Previously, we found that activating variants in the KRAS gene cause complex lymphatic anomalies. KRAS is a RAS-GTPase, and pathogenic variants are known to drive cancers as well as developmental disorders. Previously, we showed that KRAS variants can drive lymphatic malformations in the zebrafish, which can be treated with MEK (a kinase that phosphorylates mitogen-activated protein kinase) inhibitors.

However, issues regarding therapies for KRAS–related lymphatic anomalies still remain. First, different variants in KRAS lead to up-regulation of MAPK signaling (a central signaling pathway) by different mechanisms. Second, the patients have different phenotypes. Third, previous patients with KRAS–related lymphatic anomalies have mixed responses to MEK inhibitors. Therefore, we developed new zebrafish models for three different KRAS–related variants that have lymphatic defects. Currently, these models are being used for drug-therapy screening.

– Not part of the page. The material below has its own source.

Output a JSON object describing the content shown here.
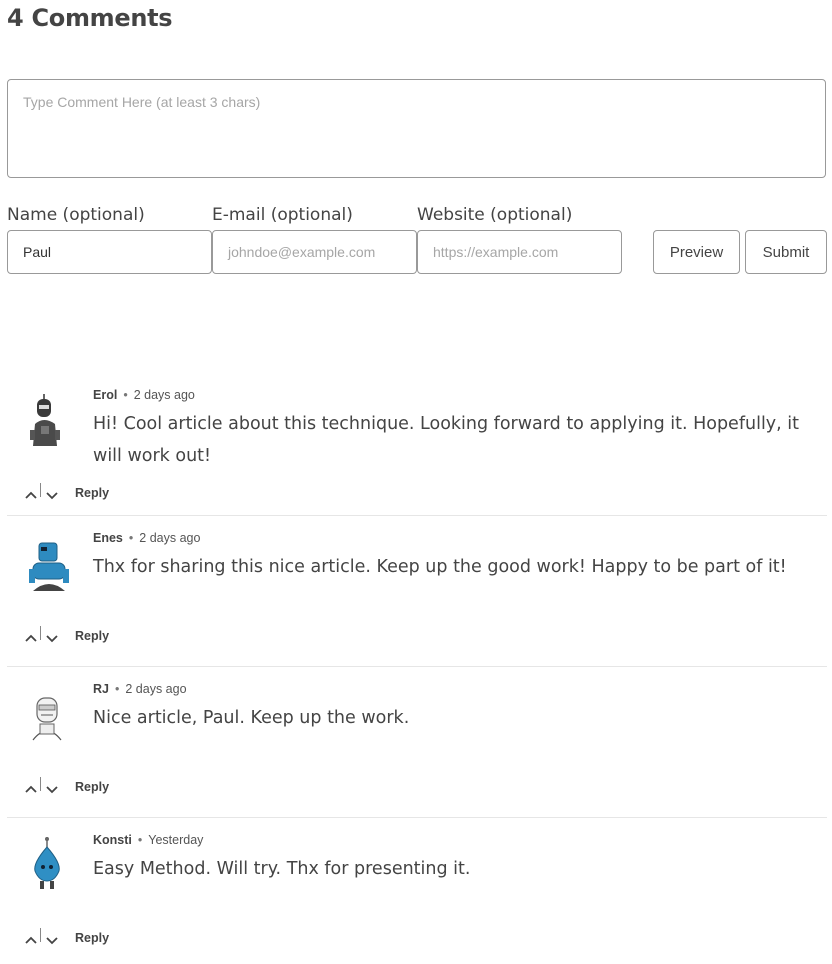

Novel candidate genes and known genetic causes associated with disease must be validated to ensure that they truly cause disease. Mechanisms of disease must be elucidated for known causes of lymphatic disease as a first step toward identifying a precision-based treatment. Previously, we identified pathogenic variants in the RIT1 gene (RIT1 belongs to the Ras family of GTPases) as a novel cause of CCLA [Liu M et al., Eur J Hum Genet 2022;30:1022]. However, the mechanisms that drive disease are unknown. Therefore, we created a mosaic zebrafish model of RIT1 lymphatic anomalies and a zebrafish knock-in with a patient allele to evaluate the lymphatic anomalies, so as to determine the effect on the cellular and molecular mechanisms driving lymphatic development, and, in the future, to identify therapies. The group is currently evaluating the phenotypes as well as potential therapies in these models.